Dr Tertia Purves-Tyson

Raloxifene treatment in Maternal Immune Activation model of Schizophrenia

The role of the microbiome and metabolic syndrome in schizophrenia and related psychoses

Dr Purves-Tyson is an Associate Investigator in a cross-discipline collaboration between researchers from multiple facilities in a pilot study investigating the microbial diversity of people experiencing schizophrenia both in the early stages of illness and in established illness, in relation to metabolic parameters, inflammation and intervention with diet and exercise.

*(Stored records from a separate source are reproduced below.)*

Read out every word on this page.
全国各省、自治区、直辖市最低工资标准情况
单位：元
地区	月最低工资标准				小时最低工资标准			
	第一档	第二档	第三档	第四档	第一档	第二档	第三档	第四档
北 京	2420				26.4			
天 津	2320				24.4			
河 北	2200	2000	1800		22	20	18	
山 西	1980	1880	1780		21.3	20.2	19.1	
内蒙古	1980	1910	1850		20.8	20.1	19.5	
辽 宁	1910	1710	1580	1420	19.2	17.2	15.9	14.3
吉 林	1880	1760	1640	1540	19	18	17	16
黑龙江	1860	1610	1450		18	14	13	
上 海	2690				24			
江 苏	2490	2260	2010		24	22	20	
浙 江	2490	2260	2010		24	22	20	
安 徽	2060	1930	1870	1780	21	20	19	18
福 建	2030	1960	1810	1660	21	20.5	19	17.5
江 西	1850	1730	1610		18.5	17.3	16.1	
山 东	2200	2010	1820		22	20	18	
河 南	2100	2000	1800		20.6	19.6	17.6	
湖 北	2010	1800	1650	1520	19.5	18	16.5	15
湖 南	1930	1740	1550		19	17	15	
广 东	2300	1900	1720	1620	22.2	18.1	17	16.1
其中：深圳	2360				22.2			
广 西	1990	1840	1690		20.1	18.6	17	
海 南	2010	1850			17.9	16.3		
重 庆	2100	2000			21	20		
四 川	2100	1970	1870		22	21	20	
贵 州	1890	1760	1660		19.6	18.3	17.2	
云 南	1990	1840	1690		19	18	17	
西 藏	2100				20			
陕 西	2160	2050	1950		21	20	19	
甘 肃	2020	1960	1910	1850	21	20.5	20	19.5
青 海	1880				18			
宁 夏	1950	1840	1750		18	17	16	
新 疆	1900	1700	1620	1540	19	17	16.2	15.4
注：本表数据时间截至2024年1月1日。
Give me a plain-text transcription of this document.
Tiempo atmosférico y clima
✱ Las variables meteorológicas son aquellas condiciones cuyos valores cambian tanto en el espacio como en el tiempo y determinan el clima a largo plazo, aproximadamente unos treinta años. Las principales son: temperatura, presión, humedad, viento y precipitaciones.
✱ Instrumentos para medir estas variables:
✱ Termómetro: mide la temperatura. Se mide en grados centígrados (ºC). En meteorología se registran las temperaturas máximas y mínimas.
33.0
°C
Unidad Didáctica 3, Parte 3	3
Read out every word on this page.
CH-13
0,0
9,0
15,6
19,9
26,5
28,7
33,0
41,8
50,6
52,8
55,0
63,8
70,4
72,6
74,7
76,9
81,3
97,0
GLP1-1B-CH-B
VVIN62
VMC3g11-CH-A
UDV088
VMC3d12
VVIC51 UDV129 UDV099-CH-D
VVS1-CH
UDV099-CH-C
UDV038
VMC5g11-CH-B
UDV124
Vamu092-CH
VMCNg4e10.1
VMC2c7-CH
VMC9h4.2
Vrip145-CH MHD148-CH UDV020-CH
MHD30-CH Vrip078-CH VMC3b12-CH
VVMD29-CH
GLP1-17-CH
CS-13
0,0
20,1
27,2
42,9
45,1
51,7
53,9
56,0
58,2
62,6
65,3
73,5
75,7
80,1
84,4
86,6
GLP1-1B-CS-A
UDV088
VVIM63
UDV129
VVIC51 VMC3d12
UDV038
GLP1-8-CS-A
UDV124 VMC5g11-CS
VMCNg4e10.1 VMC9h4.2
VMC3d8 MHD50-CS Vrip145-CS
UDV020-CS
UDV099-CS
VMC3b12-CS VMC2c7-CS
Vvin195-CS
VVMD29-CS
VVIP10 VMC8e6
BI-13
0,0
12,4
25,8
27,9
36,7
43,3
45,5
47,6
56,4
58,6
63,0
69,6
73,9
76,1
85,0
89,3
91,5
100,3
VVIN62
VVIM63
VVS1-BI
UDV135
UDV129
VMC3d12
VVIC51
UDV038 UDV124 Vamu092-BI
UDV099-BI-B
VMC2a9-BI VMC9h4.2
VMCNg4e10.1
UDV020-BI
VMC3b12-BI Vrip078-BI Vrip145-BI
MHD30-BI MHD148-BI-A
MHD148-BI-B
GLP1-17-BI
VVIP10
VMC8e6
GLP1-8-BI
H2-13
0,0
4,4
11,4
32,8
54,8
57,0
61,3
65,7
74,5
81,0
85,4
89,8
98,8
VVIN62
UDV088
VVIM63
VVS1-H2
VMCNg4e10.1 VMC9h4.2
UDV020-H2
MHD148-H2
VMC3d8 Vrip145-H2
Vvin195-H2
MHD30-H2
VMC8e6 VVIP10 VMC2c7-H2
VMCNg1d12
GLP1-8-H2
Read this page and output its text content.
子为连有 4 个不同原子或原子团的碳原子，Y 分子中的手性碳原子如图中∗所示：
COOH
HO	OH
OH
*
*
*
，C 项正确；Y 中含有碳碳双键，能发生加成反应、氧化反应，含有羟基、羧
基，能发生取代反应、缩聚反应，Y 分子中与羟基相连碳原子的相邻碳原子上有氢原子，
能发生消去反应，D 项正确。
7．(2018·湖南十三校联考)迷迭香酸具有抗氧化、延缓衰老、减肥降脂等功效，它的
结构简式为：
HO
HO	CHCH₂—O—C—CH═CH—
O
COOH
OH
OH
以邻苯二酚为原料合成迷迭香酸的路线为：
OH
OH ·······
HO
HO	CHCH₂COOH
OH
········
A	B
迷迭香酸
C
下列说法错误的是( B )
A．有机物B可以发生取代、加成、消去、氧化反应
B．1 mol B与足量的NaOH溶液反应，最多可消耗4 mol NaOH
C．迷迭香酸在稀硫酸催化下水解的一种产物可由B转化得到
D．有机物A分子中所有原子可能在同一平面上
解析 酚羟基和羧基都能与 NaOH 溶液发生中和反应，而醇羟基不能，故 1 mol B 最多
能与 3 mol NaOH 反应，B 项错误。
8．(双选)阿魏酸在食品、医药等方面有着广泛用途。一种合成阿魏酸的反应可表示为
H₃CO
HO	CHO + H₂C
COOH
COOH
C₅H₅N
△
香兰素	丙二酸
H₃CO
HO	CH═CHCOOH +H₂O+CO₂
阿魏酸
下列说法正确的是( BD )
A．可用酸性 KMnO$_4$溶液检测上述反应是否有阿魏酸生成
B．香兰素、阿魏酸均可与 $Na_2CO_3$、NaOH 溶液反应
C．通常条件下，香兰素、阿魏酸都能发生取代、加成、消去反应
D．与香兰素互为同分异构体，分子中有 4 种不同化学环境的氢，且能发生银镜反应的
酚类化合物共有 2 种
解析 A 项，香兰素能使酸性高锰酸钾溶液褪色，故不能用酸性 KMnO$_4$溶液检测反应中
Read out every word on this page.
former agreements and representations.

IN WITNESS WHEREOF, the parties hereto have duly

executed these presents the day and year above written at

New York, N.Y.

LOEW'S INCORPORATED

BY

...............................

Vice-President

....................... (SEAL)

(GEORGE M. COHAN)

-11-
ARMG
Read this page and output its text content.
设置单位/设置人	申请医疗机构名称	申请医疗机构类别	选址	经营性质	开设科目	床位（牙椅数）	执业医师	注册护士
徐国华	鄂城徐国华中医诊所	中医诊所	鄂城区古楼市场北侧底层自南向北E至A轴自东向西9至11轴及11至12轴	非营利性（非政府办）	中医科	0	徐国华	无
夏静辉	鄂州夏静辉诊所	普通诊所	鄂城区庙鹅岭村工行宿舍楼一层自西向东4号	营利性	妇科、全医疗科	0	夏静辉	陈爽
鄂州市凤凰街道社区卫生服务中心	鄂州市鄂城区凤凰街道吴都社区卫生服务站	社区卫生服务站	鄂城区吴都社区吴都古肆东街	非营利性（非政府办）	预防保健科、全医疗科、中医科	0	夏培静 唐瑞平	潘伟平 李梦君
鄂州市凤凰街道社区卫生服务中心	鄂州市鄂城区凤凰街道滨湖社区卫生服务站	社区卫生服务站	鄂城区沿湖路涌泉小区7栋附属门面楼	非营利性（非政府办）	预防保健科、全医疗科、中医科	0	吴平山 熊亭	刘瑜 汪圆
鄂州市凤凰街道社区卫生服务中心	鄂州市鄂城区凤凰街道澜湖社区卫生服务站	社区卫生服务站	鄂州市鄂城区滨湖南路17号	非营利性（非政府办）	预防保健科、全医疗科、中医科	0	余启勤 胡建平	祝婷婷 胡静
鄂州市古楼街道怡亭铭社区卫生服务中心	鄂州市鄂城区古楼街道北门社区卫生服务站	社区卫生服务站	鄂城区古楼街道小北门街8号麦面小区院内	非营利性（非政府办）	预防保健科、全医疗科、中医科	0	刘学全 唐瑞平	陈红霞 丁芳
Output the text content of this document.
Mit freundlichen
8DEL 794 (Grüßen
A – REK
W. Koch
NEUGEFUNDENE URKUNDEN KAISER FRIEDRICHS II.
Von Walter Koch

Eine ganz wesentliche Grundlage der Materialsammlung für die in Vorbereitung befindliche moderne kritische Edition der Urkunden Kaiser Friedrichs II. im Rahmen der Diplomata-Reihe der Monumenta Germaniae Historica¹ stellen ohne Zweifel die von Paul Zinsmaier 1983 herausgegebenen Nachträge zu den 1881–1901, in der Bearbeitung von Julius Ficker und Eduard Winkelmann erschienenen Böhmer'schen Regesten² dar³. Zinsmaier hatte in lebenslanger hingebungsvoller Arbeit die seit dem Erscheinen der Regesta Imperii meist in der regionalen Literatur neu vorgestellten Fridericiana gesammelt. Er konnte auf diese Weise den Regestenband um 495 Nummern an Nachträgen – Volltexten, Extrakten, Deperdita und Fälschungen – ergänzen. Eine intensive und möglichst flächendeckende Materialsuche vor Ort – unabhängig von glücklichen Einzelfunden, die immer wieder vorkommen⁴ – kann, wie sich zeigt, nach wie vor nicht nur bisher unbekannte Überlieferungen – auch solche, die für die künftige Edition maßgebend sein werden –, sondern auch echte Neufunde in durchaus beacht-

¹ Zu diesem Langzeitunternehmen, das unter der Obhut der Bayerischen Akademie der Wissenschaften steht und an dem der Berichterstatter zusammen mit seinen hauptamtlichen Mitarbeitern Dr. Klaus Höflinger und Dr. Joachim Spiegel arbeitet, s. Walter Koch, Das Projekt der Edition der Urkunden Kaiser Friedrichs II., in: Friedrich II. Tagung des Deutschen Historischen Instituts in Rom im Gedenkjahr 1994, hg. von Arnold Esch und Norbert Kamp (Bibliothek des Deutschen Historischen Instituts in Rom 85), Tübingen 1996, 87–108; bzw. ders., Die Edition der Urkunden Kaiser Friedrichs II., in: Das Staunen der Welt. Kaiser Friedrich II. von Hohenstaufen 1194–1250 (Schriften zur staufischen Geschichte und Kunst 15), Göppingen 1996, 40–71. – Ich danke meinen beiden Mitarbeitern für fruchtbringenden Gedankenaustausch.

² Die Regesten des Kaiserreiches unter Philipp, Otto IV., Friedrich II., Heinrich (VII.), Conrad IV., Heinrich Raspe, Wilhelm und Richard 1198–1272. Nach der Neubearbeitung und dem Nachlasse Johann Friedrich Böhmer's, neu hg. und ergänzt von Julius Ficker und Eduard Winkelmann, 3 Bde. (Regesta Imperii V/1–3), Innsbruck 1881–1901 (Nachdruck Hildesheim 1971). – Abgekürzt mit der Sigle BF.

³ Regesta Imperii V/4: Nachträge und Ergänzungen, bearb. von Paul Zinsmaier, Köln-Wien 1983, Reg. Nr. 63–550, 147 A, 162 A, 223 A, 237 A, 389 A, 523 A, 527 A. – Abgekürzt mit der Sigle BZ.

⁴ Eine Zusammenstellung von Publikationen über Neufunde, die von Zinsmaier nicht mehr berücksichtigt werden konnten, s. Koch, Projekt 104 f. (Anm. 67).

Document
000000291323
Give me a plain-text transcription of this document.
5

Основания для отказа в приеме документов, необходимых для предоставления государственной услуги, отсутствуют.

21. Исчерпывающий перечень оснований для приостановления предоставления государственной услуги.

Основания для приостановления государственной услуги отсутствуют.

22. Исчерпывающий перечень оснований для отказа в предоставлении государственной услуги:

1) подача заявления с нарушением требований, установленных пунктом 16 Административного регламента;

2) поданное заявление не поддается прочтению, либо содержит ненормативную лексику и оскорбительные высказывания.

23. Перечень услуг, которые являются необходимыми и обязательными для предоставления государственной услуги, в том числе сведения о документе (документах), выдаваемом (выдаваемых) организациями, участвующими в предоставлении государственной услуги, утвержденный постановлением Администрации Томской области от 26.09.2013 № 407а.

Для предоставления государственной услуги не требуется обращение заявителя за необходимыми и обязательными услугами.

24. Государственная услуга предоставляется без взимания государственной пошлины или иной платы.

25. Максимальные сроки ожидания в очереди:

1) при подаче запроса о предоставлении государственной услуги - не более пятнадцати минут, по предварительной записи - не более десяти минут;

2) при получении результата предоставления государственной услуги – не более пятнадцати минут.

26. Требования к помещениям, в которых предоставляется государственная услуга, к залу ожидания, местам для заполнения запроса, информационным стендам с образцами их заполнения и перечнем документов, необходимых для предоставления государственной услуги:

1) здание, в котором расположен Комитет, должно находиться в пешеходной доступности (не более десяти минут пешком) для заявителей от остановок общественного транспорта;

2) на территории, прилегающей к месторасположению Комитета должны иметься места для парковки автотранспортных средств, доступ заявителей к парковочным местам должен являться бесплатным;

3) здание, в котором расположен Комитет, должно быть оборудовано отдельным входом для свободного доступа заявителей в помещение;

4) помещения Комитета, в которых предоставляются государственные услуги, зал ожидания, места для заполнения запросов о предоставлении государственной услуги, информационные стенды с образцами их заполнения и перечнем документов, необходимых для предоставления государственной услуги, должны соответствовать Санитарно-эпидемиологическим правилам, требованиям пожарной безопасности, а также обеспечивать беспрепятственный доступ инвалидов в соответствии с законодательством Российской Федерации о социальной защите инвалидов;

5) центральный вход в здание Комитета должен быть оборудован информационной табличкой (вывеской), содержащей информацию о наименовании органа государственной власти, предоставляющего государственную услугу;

Increased levels of midbrain immune-related transcripts in schizophrenia: relationship to changes in

The pathophysiology of dopamine dysregulation in schizophrenia involves alterations at the level of the level. Given that inflammatory mediators such as cytokines can influence the functional properties of midbrain dopamine neurons, midbrain inflammation may play a role in schizophrenia by contributing to presynaptic dopamine abnormalities. Thus, we are examining inflammatory markers in dopaminergic areas of the midbrain of people with schizophrenia and matched controls.

Role of neuroinflammation and neurotransmitter systems in the improved cognition induced by estrogen

Cognitive deficits play a major role in the disability and poor quality of life of people with schizophrenia (e.g. inability to study or work, difficulty maintaining social relationships), and schizophrenia results in more than $3 billion in health-related costs in Australia annually. In clinical practice, there are no effective treatments for the cognitive deficits in schizophrenia. In a recent clinical trial the Schizophrenia Research Laboratory identified that a selective estrogen receptor modulator, raloxifene enhanced cognition in some people with schizophrenia. The precise mechanism whereby raloxifene enhances cognition is not clear.

This project aims to uncover the molecular and cellular mechanisms of action of raloxifene and the behavioural correlates that are improved by raloxifene in healthy rodents and in rodents with a schizophrenia-like phenotype. This will aid in prioritising downstream molecular targets to develop novel treatments aimed at reversing or preventing the MIA-induced cognitive deficits. The ultimate goal is to translate this information to develop treatments for the debilitating cognitive deficits of schizophrenia.